Management theories are particularly vulnerable to this double hermeneutic, as management is explicitly about influencing others and coordinating people’s actions. Ghoshal gives the example of ‘transaction cost economics:’ based on assumed self-interest, the theory proposes that management’s goal is to prevent people from behaving in opportunistic ways that harm the company as a whole. Managers cannot simply ‘trust’ employees to behave in ways that are good for the group, and so they must monitor and control, reward and punish, and manage through fiat. What’s the result? People who feel they are not trusted act in untrustworthy ways. “Instead of controlling and reducing opportunistic behavior, [this management approach] is likely to create and enhance such behaviors.”

It’s in this way that ethics seeps into the curriculum at B-schools. Not through explicit instruction or discussion, but implicitly, as a set of shared assumptions, biases, norms, values and ideologies that underpin the whole program yet are never discussed outright. The scholars who were offended by the proposition of ethics in Etzioni’s parable, are, it seems, in denial about the fact that they are social scientists whose work is subject to the double hermeneutic. What’s more, they seem to have forgotten that they, their objects of study, and their students, are all humans, and as such bring to every situation a degree of ethical decision making. Ethics guides the actions of the people they study, ethics guides the material they teach and the way they teach it, and ethics guides the decisions that those students will make both now and in the future.

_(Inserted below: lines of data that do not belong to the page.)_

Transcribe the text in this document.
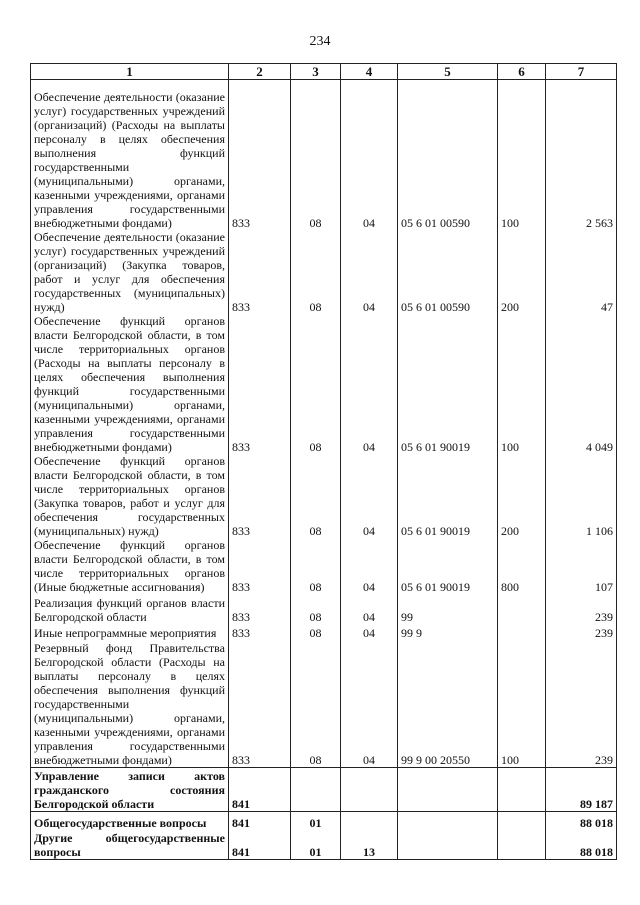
234
1	2	3	4	5	6	7
Обеспечение деятельности (оказание услуг) государственных учреждений (организаций) (Расходы на выплаты персоналу в целях обеспечения выполнения функций государственными (муниципальными) органами, казенными учреждениями, органами управления государственными внебюджетными фондами)	833	08	04	05 6 01 00590	100	2 563
Обеспечение деятельности (оказание услуг) государственных учреждений (организаций) (Закупка товаров, работ и услуг для обеспечения государственных (муниципальных) нужд)	833	08	04	05 6 01 00590	200	47
Обеспечение функций органов власти Белгородской области, в том числе территориальных органов (Расходы на выплаты персоналу в целях обеспечения выполнения функций государственными (муниципальными) органами, казенными учреждениями, органами управления государственными внебюджетными фондами)	833	08	04	05 6 01 90019	100	4 049
Обеспечение функций органов власти Белгородской области, в том числе территориальных органов (Закупка товаров, работ и услуг для обеспечения государственных (муниципальных) нужд)	833	08	04	05 6 01 90019	200	1 106
Обеспечение функций органов власти Белгородской области, в том числе территориальных органов (Иные бюджетные ассигнования)	833	08	04	05 6 01 90019	800	107
Реализация функций органов власти Белгородской области	833	08	04	99		239
Иные непрограммные мероприятия	833	08	04	99 9		239
Резервный фонд Правительства Белгородской области (Расходы на выплаты персоналу в целях обеспечения выполнения функций государственными (муниципальными) органами, казенными учреждениями, органами управления государственными внебюджетными фондами)	833	08	04	99 9 00 20550	100	239
Управление записи актов гражданского состояния Белгородской области	841					89 187
Общегосударственные вопросы	841	01				88 018
Другие общегосударственные вопросы	841	01	13			88 018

To say that ethics has no place in business is as absurd as saying that logic has no role in literature, or that compassion has no role in policy. It may not be the preferred object of study, but denying its existence outright makes a mockery of the discipline. To ask “Should a B-school education include an education in ethics?” is to miss the point entirely. B-schools are already steeped in ethics education – it’s in the theories we teach, in the way that we teach them, in the discussions we have about them, in every case study and every lesson.

The question we should be asking is this: which ethics are we teaching? Are we teaching students to behave in ways that benefit society, or are we teaching them to take advantage of other people and their positions? Are we encouraging actions like those Dennis Kozlowski and the Enron execs took, or are we discouraging them? Do we teach compassion, or callousness? Bravery, or cowardice? Empathy? Manipulation? Greed?

We should be vigilant for ethical instruction sneaking into our classes. Keep an eye out for what is assumed, what is promoted, and what positions are not discussed. And then ask: do I agree with what is being taught?